Increased arterial stiffness is a main determinant in the pathogenesis of hypertension and is a strong, independent predictor of cardiovascular events and mortality. Arterial stiffness is defined by a reduction in arterial distensibility and influences the speed of travel of the cardiac pulse wave. Carotid -femoral pulse wave velocity (PWV) is used clinically as a non-invasive measurement of arterial stiffness. Several studies have shown a substantial heritability of blood-pressure and arterial-stiffness, what suggests important genetic contributions (4, 5). Recently, genome wide association studies investigated the genetic component of pulse wave velocity.

There is limited information on the development of arterial stiffness and pulse wave velocity in healthy, community-based children.

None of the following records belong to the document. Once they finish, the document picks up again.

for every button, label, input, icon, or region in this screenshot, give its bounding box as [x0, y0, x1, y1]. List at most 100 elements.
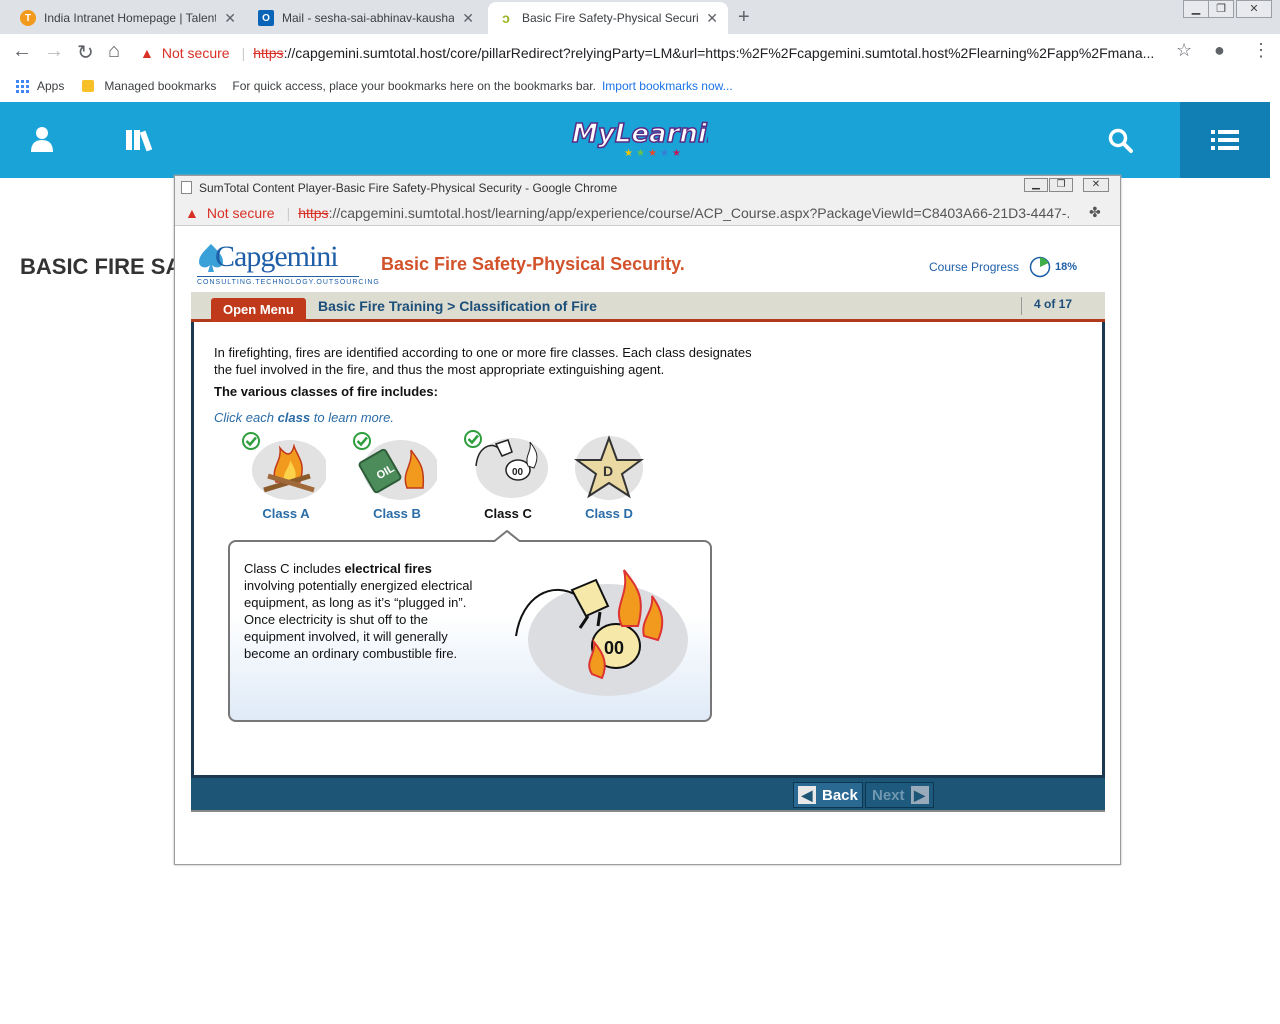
reload-icon[interactable]: ↻	[77, 40, 94, 65]
breadcrumb: Basic Fire Training > Classification of …	[318, 298, 597, 314]
not-secure-label[interactable]: Not secure	[162, 45, 230, 61]
bookmarks-hint: For quick access, place your bookmarks h…	[232, 79, 596, 93]
svg-text:★: ★	[648, 148, 657, 159]
not-secure-label[interactable]: Not secure	[207, 205, 275, 221]
window-close-icon[interactable]: ✕	[1083, 178, 1109, 192]
class-a-button[interactable]: Class A	[241, 432, 331, 521]
tab-intranet[interactable]: T India Intranet Homepage | Talent ✕	[10, 2, 246, 34]
class-info-callout: Class C includes electrical fires involv…	[228, 530, 712, 722]
progress-percent: 18%	[1055, 261, 1078, 273]
instruction-text: Click each class to learn more.	[214, 410, 394, 425]
tab-fire-safety[interactable]: ↄ Basic Fire Safety-Physical Security ✕	[488, 2, 728, 34]
list-icon	[1211, 130, 1239, 150]
managed-bookmarks[interactable]: Managed bookmarks	[104, 79, 216, 93]
divider: |	[241, 45, 246, 61]
course-progress: Course Progress 18%	[929, 256, 1077, 278]
warning-icon: ▲	[140, 45, 154, 61]
svg-text:★: ★	[660, 148, 669, 159]
content-player-window: SumTotal Content Player-Basic Fire Safet…	[174, 175, 1121, 865]
popup-titlebar: SumTotal Content Player-Basic Fire Safet…	[175, 176, 1120, 200]
check-icon	[464, 430, 482, 448]
course-header: Capgemini CONSULTING.TECHNOLOGY.OUTSOURC…	[193, 238, 1107, 294]
classes-heading: The various classes of fire includes:	[214, 384, 438, 399]
svg-text:00: 00	[604, 638, 624, 658]
class-d-label: Class D	[585, 506, 633, 521]
lesson-content: In firefighting, fires are identified ac…	[191, 322, 1105, 778]
course-nav-strip: Open Menu Basic Fire Training > Classifi…	[191, 292, 1105, 322]
check-icon	[353, 432, 371, 450]
home-icon[interactable]: ⌂	[108, 40, 120, 63]
popup-title: SumTotal Content Player-Basic Fire Safet…	[199, 181, 618, 195]
mylearning-logo[interactable]: MyLearning ★ ★ ★ ★ ★	[568, 112, 708, 160]
user-icon[interactable]	[30, 126, 54, 152]
intro-text: In firefighting, fires are identified ac…	[214, 345, 752, 377]
close-icon[interactable]: ✕	[462, 10, 474, 27]
capgemini-tagline: CONSULTING.TECHNOLOGY.OUTSOURCING	[197, 276, 379, 286]
restore-icon[interactable]: ❐	[1049, 178, 1073, 192]
star-d-icon: D	[573, 435, 645, 500]
back-arrow-icon[interactable]: ←	[12, 40, 32, 63]
url-text: ://capgemini.sumtotal.host/learning/app/…	[328, 204, 1069, 221]
open-menu-button[interactable]: Open Menu	[211, 298, 306, 322]
course-footer: ◀ Back Next ▶	[191, 778, 1105, 812]
class-b-button[interactable]: OIL Class B	[352, 432, 442, 521]
page-icon	[181, 181, 192, 194]
apps-link[interactable]: Apps	[37, 79, 64, 93]
star-icon[interactable]: ☆	[1176, 40, 1192, 61]
forward-arrow-icon[interactable]: →	[44, 40, 64, 63]
page-title: BASIC FIRE SAI	[20, 254, 175, 279]
popup-address-bar[interactable]: ▲ Not secure | https ://capgemini.sumtot…	[175, 200, 1120, 226]
minimize-icon[interactable]: ▁	[1024, 178, 1048, 192]
tab-mail[interactable]: O Mail - sesha-sai-abhinav-kaushal ✕	[248, 2, 484, 34]
import-bookmarks-link[interactable]: Import bookmarks now...	[602, 79, 733, 93]
apps-grid-icon[interactable]	[16, 79, 29, 93]
svg-text:★: ★	[672, 148, 681, 159]
bookmarks-bar: Apps Managed bookmarks For quick access,…	[0, 72, 1280, 100]
url-scheme: https	[253, 45, 284, 61]
window-close-icon[interactable]: ✕	[1236, 0, 1272, 18]
talent-favicon-icon: T	[20, 10, 36, 26]
menu-dots-icon[interactable]: ⋮	[1252, 40, 1270, 61]
check-icon	[242, 432, 260, 450]
capgemini-logo: Capgemini	[215, 240, 339, 273]
class-d-letter: D	[603, 463, 613, 479]
browser-toolbar: ← → ↻ ⌂ ▲ Not secure | https ://capgemin…	[0, 34, 1280, 72]
svg-text:★: ★	[624, 148, 633, 159]
scrollbar-edge	[1270, 102, 1280, 178]
class-a-label: Class A	[262, 506, 310, 521]
close-icon[interactable]: ✕	[706, 10, 718, 27]
library-icon[interactable]	[124, 128, 160, 152]
progress-label: Course Progress	[929, 260, 1020, 274]
sumtotal-favicon-icon: ↄ	[502, 10, 510, 26]
svg-text:00: 00	[512, 467, 524, 478]
page-counter: 4 of 17	[1021, 297, 1072, 315]
course-title: Basic Fire Safety-Physical Security.	[381, 254, 685, 274]
warning-icon: ▲	[185, 204, 199, 221]
back-button[interactable]: ◀ Back	[793, 782, 863, 808]
class-b-label: Class B	[373, 506, 421, 521]
restore-icon[interactable]: ❐	[1208, 0, 1234, 18]
class-d-button[interactable]: D Class D	[564, 432, 654, 521]
url-text: ://capgemini.sumtotal.host/core/pillarRe…	[283, 45, 1155, 61]
progress-pie-icon	[1029, 256, 1051, 278]
svg-text:★: ★	[636, 148, 645, 159]
class-c-button[interactable]: 00 Class C	[463, 426, 553, 521]
svg-text:MyLearning: MyLearning	[572, 119, 708, 149]
callout-text: Class C includes electrical fires involv…	[244, 561, 473, 661]
menu-list-button[interactable]	[1180, 102, 1270, 178]
callout-pointer	[492, 530, 522, 544]
browser-tabstrip: T India Intranet Homepage | Talent ✕ O M…	[0, 0, 1280, 34]
profile-icon[interactable]: ●	[1214, 40, 1225, 61]
minimize-icon[interactable]: ▁	[1183, 0, 1209, 18]
electrical-fire-illustration: 00	[515, 569, 688, 696]
extension-icon[interactable]: ✤	[1089, 204, 1101, 221]
next-button[interactable]: Next ▶	[865, 782, 934, 808]
close-icon[interactable]: ✕	[224, 10, 236, 27]
right-arrow-icon: ▶	[910, 786, 929, 804]
address-bar[interactable]: ▲ Not secure | https ://capgemini.sumtot…	[140, 38, 1200, 68]
folder-icon	[82, 80, 95, 92]
divider: |	[286, 204, 291, 221]
search-icon[interactable]	[1108, 128, 1134, 154]
class-c-label: Class C	[484, 506, 532, 521]
new-tab-icon[interactable]: +	[738, 6, 750, 29]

There is increased interest not only in the conventional environmental factors influencing the early vascular phenotype, but also in genetic influences. This study proposes a genome wide association study on pulse wave velocity in children ages 5 -10 years.

In two large population-based cohort studies, ALSPAC and Generation R, pulse wave velocity is measured in children at the ages of 5 years and 9 years. Both studies will genotype several SNP's and perform genome wide association studies on this phenotype, adjusted for gender and age at visit. Because ALSPAC and Generation R are the only cohorts with these data, combined analysis will be conducted to increase the number of available samples. Analysis will be performed as part of the EAGLE consortium.

Analysis Plan

Traits of interest

* Pulse Wave Velocity at the age of 5 years (range 60.9 - 87.1 months)

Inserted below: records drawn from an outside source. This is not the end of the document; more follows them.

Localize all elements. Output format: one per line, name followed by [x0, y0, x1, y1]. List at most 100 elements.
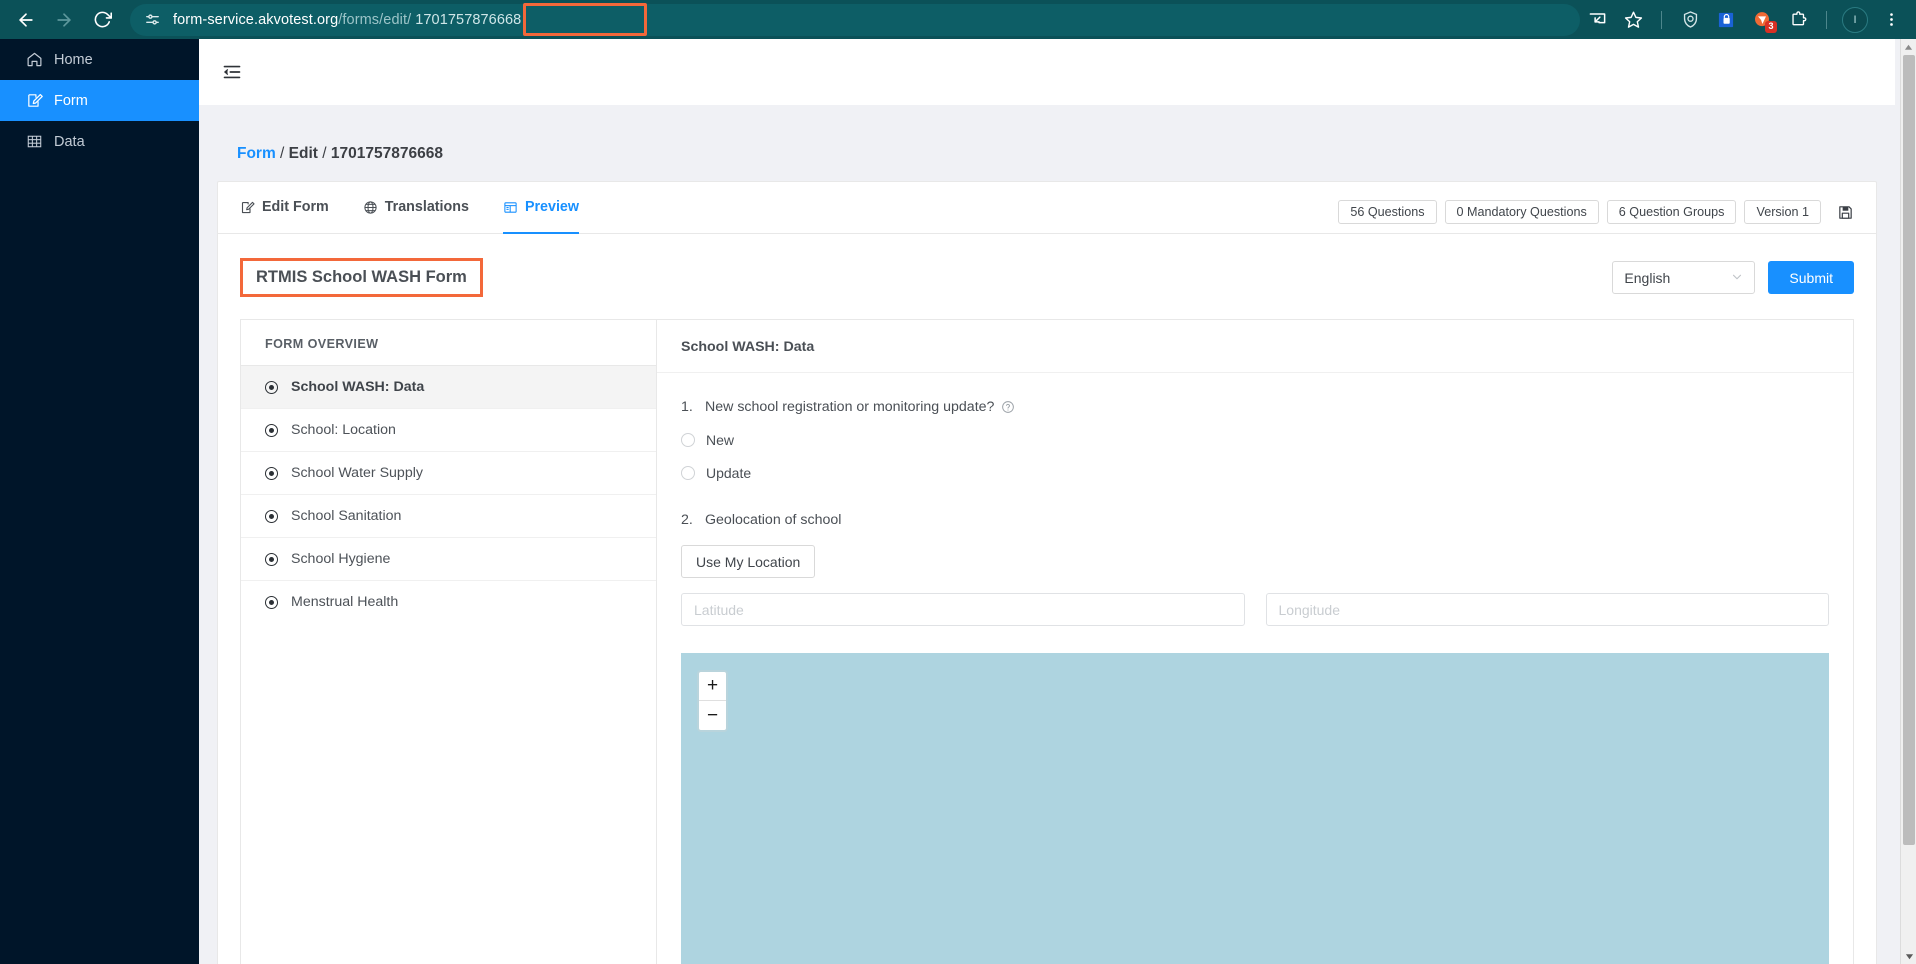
orange-extension-button[interactable]: 3: [1745, 4, 1779, 36]
edit-icon: [240, 200, 255, 215]
scroll-down-button[interactable]: [1901, 948, 1916, 964]
breadcrumb-sep-2: /: [317, 145, 331, 162]
radio-dot-icon: [265, 595, 278, 609]
browser-menu-button[interactable]: [1874, 4, 1908, 36]
tab-label: Edit Form: [262, 199, 329, 215]
question-2: 2. Geolocation of school: [681, 512, 1829, 528]
url-path: /forms/edit/: [338, 11, 412, 28]
question-1-number: 1.: [681, 399, 693, 415]
question-1-option-update[interactable]: Update: [681, 465, 1829, 481]
longitude-input[interactable]: [1265, 593, 1829, 626]
map-zoom-out-button[interactable]: −: [699, 701, 726, 730]
latlng-inputs: [681, 593, 1829, 626]
extensions-puzzle-icon: [1791, 11, 1806, 26]
question-group-title: School WASH: Data: [657, 320, 1853, 373]
url-id-highlight: [523, 2, 647, 36]
overview-item-school-location[interactable]: School: Location: [241, 408, 656, 451]
reload-button[interactable]: [84, 4, 120, 36]
overview-item-menstrual-health[interactable]: Menstrual Health: [241, 580, 656, 623]
form-title-highlight: RTMIS School WASH Form: [240, 258, 483, 297]
site-settings-icon[interactable]: [144, 11, 161, 28]
badge-version[interactable]: Version 1: [1744, 200, 1821, 224]
url-host: form-service.akvotest.org: [173, 11, 339, 28]
sidebar-item-label: Data: [54, 133, 85, 150]
latitude-input[interactable]: [681, 593, 1245, 626]
breadcrumb-section: Edit: [288, 145, 318, 162]
sidebar-item-data[interactable]: Data: [0, 121, 199, 162]
sidebar-item-label: Form: [54, 92, 88, 109]
sidebar-item-home[interactable]: Home: [0, 39, 199, 80]
tab-edit-form[interactable]: Edit Form: [240, 181, 329, 233]
main-content: Form / Edit / 1701757876668 Edit Form Tr…: [199, 39, 1895, 964]
location-map[interactable]: + −: [681, 653, 1829, 964]
overview-item-label: Menstrual Health: [291, 594, 399, 610]
cast-icon: [1589, 13, 1605, 24]
question-2-number: 2.: [681, 512, 693, 528]
scroll-up-button[interactable]: [1901, 39, 1916, 55]
language-select[interactable]: English: [1612, 261, 1756, 294]
browser-nav-buttons: [0, 4, 120, 36]
overview-item-school-hygiene[interactable]: School Hygiene: [241, 537, 656, 580]
option-label: New: [706, 432, 735, 448]
sidebar-item-label: Home: [54, 51, 93, 68]
arrow-left-icon: [19, 12, 33, 27]
form-header-actions: English Submit: [1612, 261, 1854, 294]
badge-question-groups[interactable]: 6 Question Groups: [1606, 200, 1737, 224]
radio-dot-icon: [265, 552, 278, 566]
radio-button-icon: [681, 466, 695, 480]
option-label: Update: [706, 465, 752, 481]
tab-label: Preview: [524, 199, 579, 215]
extensions-button[interactable]: [1781, 4, 1815, 36]
edit-form-icon: [25, 92, 43, 110]
extension-badge-count: 3: [1765, 20, 1777, 33]
tab-preview[interactable]: Preview: [502, 181, 580, 234]
submit-button[interactable]: Submit: [1768, 261, 1854, 294]
question-1-text: New school registration or monitoring up…: [705, 399, 995, 415]
forward-button[interactable]: [46, 4, 82, 36]
save-button[interactable]: [1837, 204, 1854, 221]
form-header: RTMIS School WASH Form English Submit: [218, 234, 1876, 297]
cast-button[interactable]: [1580, 4, 1614, 36]
question-1-option-new[interactable]: New: [681, 432, 1829, 448]
overview-item-school-water-supply[interactable]: School Water Supply: [241, 451, 656, 494]
app-sidebar: Home Form Data: [0, 39, 199, 964]
scroll-up-arrow-icon: [1904, 44, 1913, 50]
back-button[interactable]: [8, 4, 44, 36]
sidebar-item-form[interactable]: Form: [0, 80, 199, 121]
use-my-location-button[interactable]: Use My Location: [681, 545, 816, 578]
language-select-value: English: [1624, 269, 1671, 286]
breadcrumb-root[interactable]: Form: [237, 145, 276, 162]
tab-translations[interactable]: Translations: [363, 181, 469, 233]
map-zoom-in-button[interactable]: +: [699, 672, 726, 701]
browser-actions: 3 I: [1580, 4, 1916, 36]
overview-item-label: School WASH: Data: [291, 379, 425, 395]
breadcrumb-form-id: 1701757876668: [330, 145, 443, 162]
overview-item-school-wash-data[interactable]: School WASH: Data: [241, 365, 656, 408]
questions-body: 1. New school registration or monitoring…: [657, 373, 1853, 964]
browser-toolbar: form-service.akvotest.org/forms/edit/170…: [0, 0, 1916, 39]
overview-item-label: School Sanitation: [291, 508, 402, 524]
radio-dot-icon: [265, 380, 278, 394]
question-circle-icon[interactable]: [1001, 400, 1015, 414]
address-bar[interactable]: form-service.akvotest.org/forms/edit/170…: [130, 2, 1580, 36]
profile-button[interactable]: I: [1838, 4, 1872, 36]
badge-mandatory-questions[interactable]: 0 Mandatory Questions: [1444, 200, 1599, 224]
globe-icon: [363, 200, 378, 215]
map-zoom-controls: + −: [697, 670, 728, 732]
url-form-id: 1701757876668: [415, 11, 522, 28]
overview-item-school-sanitation[interactable]: School Sanitation: [241, 494, 656, 537]
overview-item-label: School: Location: [291, 422, 396, 438]
star-icon: [1624, 11, 1642, 28]
badge-questions[interactable]: 56 Questions: [1338, 200, 1437, 224]
page-scrollbar[interactable]: [1900, 39, 1916, 964]
overview-item-label: School Water Supply: [291, 465, 423, 481]
bookmark-button[interactable]: [1616, 4, 1650, 36]
tab-label: Translations: [384, 199, 469, 215]
tab-list: Edit Form Translations Preview: [240, 181, 580, 234]
menu-fold-button[interactable]: [212, 52, 252, 92]
password-manager-icon: [1718, 12, 1734, 27]
shield-extension-button[interactable]: [1673, 4, 1707, 36]
password-manager-button[interactable]: [1709, 4, 1743, 36]
scrollbar-thumb[interactable]: [1903, 55, 1915, 845]
questions-panel: School WASH: Data 1. New school registra…: [657, 320, 1853, 964]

* Pulse Wave Velocity at the age of 9 years (range ...-... months)

Participating studies

* ALSPAC

* Generation R

Projected number of subjects

* PWV5: ~ 522

* PWV9: ~ #?

Genotyping + Imputation

* Genotyped SNPs (Affymetrix, Illumina, Perlegen)

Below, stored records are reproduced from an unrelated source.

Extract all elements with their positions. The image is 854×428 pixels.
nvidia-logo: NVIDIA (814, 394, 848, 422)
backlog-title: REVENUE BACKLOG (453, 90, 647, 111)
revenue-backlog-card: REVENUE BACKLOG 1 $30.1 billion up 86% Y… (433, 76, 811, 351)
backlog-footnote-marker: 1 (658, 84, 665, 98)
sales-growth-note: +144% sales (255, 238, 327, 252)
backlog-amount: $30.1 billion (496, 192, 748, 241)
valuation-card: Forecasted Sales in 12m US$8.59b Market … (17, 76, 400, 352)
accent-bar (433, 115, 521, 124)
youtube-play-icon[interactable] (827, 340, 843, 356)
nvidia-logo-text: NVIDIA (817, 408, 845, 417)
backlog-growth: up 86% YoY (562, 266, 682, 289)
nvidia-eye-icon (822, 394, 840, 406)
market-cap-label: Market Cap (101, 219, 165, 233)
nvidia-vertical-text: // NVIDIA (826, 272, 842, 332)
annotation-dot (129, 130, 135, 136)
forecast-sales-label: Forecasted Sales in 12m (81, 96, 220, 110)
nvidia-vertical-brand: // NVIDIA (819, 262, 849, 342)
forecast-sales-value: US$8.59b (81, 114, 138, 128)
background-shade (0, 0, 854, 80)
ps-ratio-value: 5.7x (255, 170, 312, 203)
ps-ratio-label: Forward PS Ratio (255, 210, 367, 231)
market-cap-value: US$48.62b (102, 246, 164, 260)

* Imputation HapMap Phase II CEU SNPs. Preferred release 22 of HapMap, build 36. Predefined marker filters to apply before imputation (HWEPgreater than 10-6, MAFgreater than 0.01, SNP-callgreater than 95%). Suggestion left open to cohorts to apply specific filters but should be reported.

* Analyse all SNPs, no filtering on call rate/HWE/MAF/imputation quality (QC metrics to be reported, and filtering will be done at meta-analysis stage)

Model of association

* Additive model (SNP coded as allele dose from 0 to 2), which accounts for genotype imputation uncertainty by use of linear regression onto estimated dose (as included in MACHQTL, ProbABEL, SNPTEST), adjusting for population structure and covariates.

Data exchange

* See separate RESULTS_FORMAT file for details of results file formatting and file naming.

* Summary statistics to be uploaded to common server.

* Only summary statistics will be transferred, not individual level genotype or phenotype data.